Groundwater potential map:
Conducting an integrated study of geophysical, hydrological, and other datasets is crucial for mapping the depth of the water table and estimating groundwater yield. Here’s a succinct guide:
1. Data Compilation:
• Compile geophysical data (resistivity, conductivity), hydrological data (bore well logs, pumping test results), and relevant environmental datasets.
2. Geophysical Survey:
• Use geophysical methods such as electrical resistivity or electromagnetic surveys to collect subsurface data.
• Integrate geophysical logs to understand the lithological composition and resistivity variations.
3. Bore Well Logs Analysis:
• Analyze bore well logs for lithology, well construction details, and stratigraphic information.
• Identify water-bearing formations and assess their characteristics.
4. Pumping Tests:
• Conduct pumping tests, if needed on selected, bore wells to evaluate aquifer properties, including transmissivity and storativity.
• Analyze drawdown and recovery data for well yield estimation.
5. Hydrogeological Parameters Integration:
• Integrate data on aquifer properties, lithology, and well construction to create a comprehensive hydrogeological model.
6. GIS Mapping:
• Employ GIS tools to map geophysical and hydrogeological parameters spatially.

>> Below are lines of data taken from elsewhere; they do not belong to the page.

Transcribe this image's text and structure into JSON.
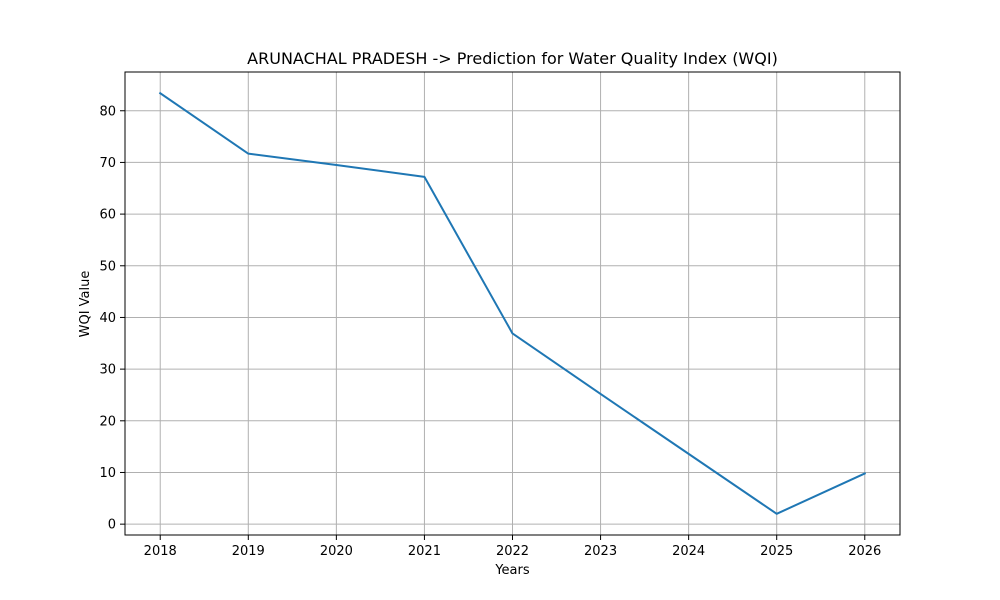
{
  "chart_data": {
    "type": "line",
    "title": "ARUNACHAL PRADESH -> Prediction for Water Quality Index (WQI)",
    "xlabel": "Years",
    "ylabel": "WQI Value",
    "x": [
      2018,
      2019,
      2020,
      2021,
      2022,
      2023,
      2024,
      2025,
      2026
    ],
    "series": [
      {
        "values": [
          83.4,
          71.7,
          69.5,
          67.2,
          36.9,
          25.2,
          13.6,
          2.0,
          9.8
        ]
      }
    ],
    "xticks": [
      "2018",
      "2019",
      "2020",
      "2021",
      "2022",
      "2023",
      "2024",
      "2025",
      "2026"
    ],
    "yticks": [
      "0",
      "10",
      "20",
      "30",
      "40",
      "50",
      "60",
      "70",
      "80"
    ],
    "xlim": [
      2017.6,
      2026.4
    ],
    "ylim": [
      -2.1,
      87.5
    ],
    "grid": true,
    "line_color": "#1f77b4"
  }
}
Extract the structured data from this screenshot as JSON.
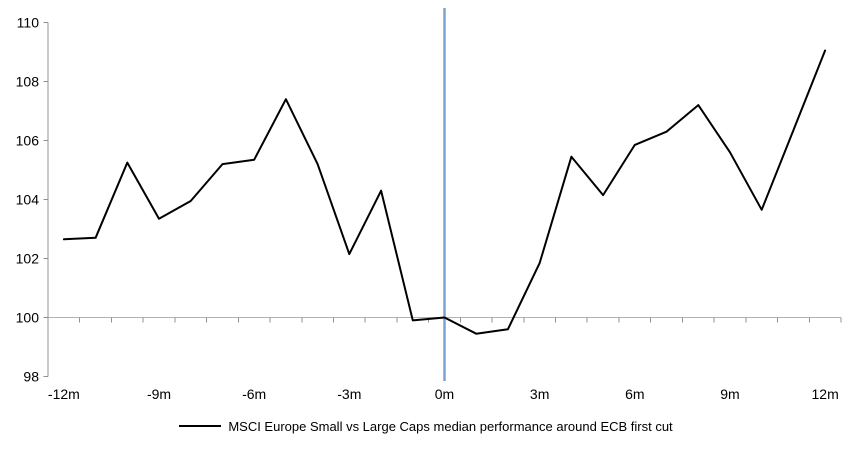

• Overlay these maps to identify areas with specific hydrogeological characteristics.
7. Water Table Mapping:
• Map the depth to the water table using data from bore well logs, geophysical surveys, and water level measurements.
• Identify areas with varying water table depths.
8. Yield Estimation:
• Combine aquifer properties, pumping test results, and water table depth to estimate groundwater yield potential.
• Delineate zones with higher yield capacity.
9. Optimization:
• Identify optimal locations for new bore wells based on the integrated study, considering both depth to water table and estimated yield.
10. Report and Recommendations:
• Summarize the findings in a comprehensive report, including maps, analyses, and recommendations for sustainable groundwater use.
By integrating geophysical, hydrological, and other relevant datasets, this study provides a holistic understanding of groundwater conditions, facilitating effective resource management and decision-making.